The ld. DR has supported the impugned order.
We have considered the submissions made. At the outset, it is necessary to note that apart from raising certain grounds challenging the merits of the impugned order,
S. Sagar Enterprise the appellant has also raised additional ground on 03.07.2025 claiming that the notice dated 27.02.2023 u/s.148 of the Act is void ab initio and bad in law as the same is not issued by the Faceless Assessing Officer (FAO) but by the Jurisdictional Assessing Officer (JAO). We will revert to this aspect a little later.
In so far as the merits of the impugned addition is concerned, we do find that the impugned addition is solely based on the alleged recovery of a software during the search action on M/s. REPL which according to the AO indicated that separate accounts were maintained by M/s. REPL in respect of unaccounted purchases and sales made. Indisputably the said material has not been supplied to the appellant nor an opportunity of cross examination is granted. The observation by the ld. CIT(A) that no opportunity of cross examination was claimed is factually incorrect. We have perused the reply dated 05.04.2023 filed by the appellant before the AO in which the appellant had sought the copy of the statement of the authorized person of M/s. REPL and the corroborative material to support the claim of the alleged cash paid by the appellant to M/s. REPL against purchase of diamonds as well as the opportunity to cross examine.

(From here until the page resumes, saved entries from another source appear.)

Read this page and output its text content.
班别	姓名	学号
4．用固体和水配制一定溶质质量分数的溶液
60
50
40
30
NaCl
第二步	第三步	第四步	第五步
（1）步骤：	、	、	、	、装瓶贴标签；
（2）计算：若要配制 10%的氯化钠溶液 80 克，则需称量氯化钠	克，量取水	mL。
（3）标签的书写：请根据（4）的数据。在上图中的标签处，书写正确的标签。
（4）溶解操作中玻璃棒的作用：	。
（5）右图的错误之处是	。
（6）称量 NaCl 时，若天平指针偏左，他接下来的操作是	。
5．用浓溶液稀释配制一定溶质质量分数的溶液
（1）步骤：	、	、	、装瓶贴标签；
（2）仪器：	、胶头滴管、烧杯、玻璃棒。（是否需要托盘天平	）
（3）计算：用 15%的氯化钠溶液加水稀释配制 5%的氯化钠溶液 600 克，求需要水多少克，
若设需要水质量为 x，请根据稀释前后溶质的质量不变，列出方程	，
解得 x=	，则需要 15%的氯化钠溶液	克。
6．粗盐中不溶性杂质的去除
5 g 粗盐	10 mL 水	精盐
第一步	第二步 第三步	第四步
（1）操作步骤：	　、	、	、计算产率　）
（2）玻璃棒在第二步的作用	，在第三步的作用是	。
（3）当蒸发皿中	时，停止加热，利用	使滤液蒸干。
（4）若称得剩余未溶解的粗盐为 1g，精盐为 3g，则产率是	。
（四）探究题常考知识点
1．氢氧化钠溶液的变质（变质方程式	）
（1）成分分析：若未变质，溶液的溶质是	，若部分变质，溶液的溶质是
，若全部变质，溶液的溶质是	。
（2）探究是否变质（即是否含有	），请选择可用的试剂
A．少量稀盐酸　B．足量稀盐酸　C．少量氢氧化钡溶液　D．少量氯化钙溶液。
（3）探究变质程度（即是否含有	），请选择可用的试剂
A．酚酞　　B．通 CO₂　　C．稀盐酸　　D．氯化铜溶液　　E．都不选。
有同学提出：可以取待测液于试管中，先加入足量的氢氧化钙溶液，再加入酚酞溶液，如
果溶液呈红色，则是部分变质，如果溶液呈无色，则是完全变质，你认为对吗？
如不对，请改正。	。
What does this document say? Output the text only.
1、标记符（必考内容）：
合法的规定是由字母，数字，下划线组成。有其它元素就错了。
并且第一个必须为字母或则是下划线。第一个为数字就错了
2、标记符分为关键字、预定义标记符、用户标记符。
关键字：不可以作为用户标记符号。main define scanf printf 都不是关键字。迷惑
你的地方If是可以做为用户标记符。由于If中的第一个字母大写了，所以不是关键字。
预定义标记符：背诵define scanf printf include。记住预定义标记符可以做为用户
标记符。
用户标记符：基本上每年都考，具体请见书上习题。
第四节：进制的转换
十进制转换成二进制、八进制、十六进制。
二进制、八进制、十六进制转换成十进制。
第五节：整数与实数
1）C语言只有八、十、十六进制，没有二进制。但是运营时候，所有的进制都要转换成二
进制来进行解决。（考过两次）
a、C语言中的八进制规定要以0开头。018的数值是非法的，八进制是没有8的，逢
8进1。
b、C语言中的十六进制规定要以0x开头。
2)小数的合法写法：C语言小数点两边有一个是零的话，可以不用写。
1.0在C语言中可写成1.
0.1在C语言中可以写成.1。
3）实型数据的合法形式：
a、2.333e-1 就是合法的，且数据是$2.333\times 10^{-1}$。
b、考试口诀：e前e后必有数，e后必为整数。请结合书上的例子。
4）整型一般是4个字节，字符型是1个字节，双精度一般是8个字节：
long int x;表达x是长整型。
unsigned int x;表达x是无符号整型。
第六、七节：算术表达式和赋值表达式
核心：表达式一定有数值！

It is trite that if the AO proposes to rely on any particular material for making the impugned addition, the same has to be supplied to the assessee and opportunity of cross examination has to be granted wherever claimed. The failure of the AO in this regard is clearly in breach of the principles of natural justice. It is trite that the appellant cannot be expected to establish a negative aspect. It can thus be seen that it is not for the appellant in the first instance to establish that it had not made any purchases in cash. It is only when certain material is brought forth on record, for which appropriate opportunity is granted to the assessee to challenge, that such onus can shift. The matter would depend upon facts and circumstances of each case. In the present case we find that there is failure on the part of the AO to supply the corroborative material and to grant opportunity of hearing and therefore, the impugned addition cannot be sustained.
In the result, appeal is allowed. The impugned addition stands deleted.
Order pronounced in the open court on 03/02/2026.